Authors: Ashish Choudhury, Martin Hirt, Arpita Patra

Abstract:

Unconditionally secure multiparty computation (MPC) allows a set of n mutually distrusting parties to securely compute an agreed function f over some finite field in the presence of a computationally unbounded adversary, who can actively corrupt any t out of the n parties. Designing an asynchronous MPC (AMPC) protocol with a communication complexity of O(n) field elements per multiplication gate is a long standing open problem. We solve the open problem by presenting two AMPC protocols with the corruption threshold t < n / 4. Our first protocol is statistically secure (i.e. involves a negligible error in the protocol outcome) in a completely asynchronous setting and improves the communication complexity of the previous best AMPC protocol in the same setting by a factor of \Theta(n). Our second protocol is perfectly secure (i.e. error free) in a hybrid setting, where one round of communication is assumed to be synchronous and improves the communication complexity of the previous best AMPC protocol in the hybrid setting by a factor of \Theta(n^2).
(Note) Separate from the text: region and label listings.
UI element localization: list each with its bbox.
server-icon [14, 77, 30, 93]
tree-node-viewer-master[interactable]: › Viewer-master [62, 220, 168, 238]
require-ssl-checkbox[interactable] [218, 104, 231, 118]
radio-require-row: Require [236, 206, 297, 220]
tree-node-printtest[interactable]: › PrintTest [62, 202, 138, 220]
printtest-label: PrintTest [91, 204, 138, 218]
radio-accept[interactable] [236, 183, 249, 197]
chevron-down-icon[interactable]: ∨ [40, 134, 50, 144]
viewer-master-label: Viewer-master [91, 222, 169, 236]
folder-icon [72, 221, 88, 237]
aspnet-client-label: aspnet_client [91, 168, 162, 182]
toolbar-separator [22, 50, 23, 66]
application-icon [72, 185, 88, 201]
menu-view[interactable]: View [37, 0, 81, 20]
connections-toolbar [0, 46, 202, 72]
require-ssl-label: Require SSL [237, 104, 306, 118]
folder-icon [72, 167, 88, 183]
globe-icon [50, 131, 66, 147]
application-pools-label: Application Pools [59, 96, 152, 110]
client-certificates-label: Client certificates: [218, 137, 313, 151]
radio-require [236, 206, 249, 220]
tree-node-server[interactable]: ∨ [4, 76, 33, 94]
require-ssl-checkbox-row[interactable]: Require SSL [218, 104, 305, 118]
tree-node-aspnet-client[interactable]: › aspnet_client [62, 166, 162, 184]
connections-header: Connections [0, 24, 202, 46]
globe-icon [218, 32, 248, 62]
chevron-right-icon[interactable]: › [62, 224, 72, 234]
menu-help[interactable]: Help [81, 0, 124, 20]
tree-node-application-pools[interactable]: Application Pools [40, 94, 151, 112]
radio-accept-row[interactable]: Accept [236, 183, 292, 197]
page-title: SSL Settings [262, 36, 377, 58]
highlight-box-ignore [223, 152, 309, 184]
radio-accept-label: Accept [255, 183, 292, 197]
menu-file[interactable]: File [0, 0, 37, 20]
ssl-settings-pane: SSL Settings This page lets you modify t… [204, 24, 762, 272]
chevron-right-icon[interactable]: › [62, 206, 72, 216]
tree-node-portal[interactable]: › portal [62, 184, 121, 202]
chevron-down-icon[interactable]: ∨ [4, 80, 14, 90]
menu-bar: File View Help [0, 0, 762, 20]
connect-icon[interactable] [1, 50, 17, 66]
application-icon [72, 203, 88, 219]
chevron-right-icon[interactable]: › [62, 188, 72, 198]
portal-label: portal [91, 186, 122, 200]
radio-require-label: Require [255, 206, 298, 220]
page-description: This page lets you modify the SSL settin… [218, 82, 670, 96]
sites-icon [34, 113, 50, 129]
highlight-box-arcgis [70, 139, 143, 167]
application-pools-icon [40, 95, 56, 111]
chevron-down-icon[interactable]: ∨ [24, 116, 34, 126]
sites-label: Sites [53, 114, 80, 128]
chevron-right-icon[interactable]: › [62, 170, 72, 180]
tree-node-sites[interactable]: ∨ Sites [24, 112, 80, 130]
Starting with the seminal work of Beaver (CRYPTO 1991), it is by now a well-known technique to evaluate multiplication gates in an MPC protocol using shared random multiplication triples. The central contribution common to both the presented protocols is a new and simple framework for generating shared random multiplication triples. All the existing protocols approach the problem by first producing shared pairs of random values, followed by computing the shared product of each pair of random values by invoking known protocols for multiplication. Our framework takes a completely different approach and avoids using the multiplication protocols that are typically communication intensive. Namely, we ask the parties to verifiably share random multiplication triples and then securely extract shared random multiplication triples unknown to the adversary. The framework is of independent interest and can be adapted to any honest majority setting.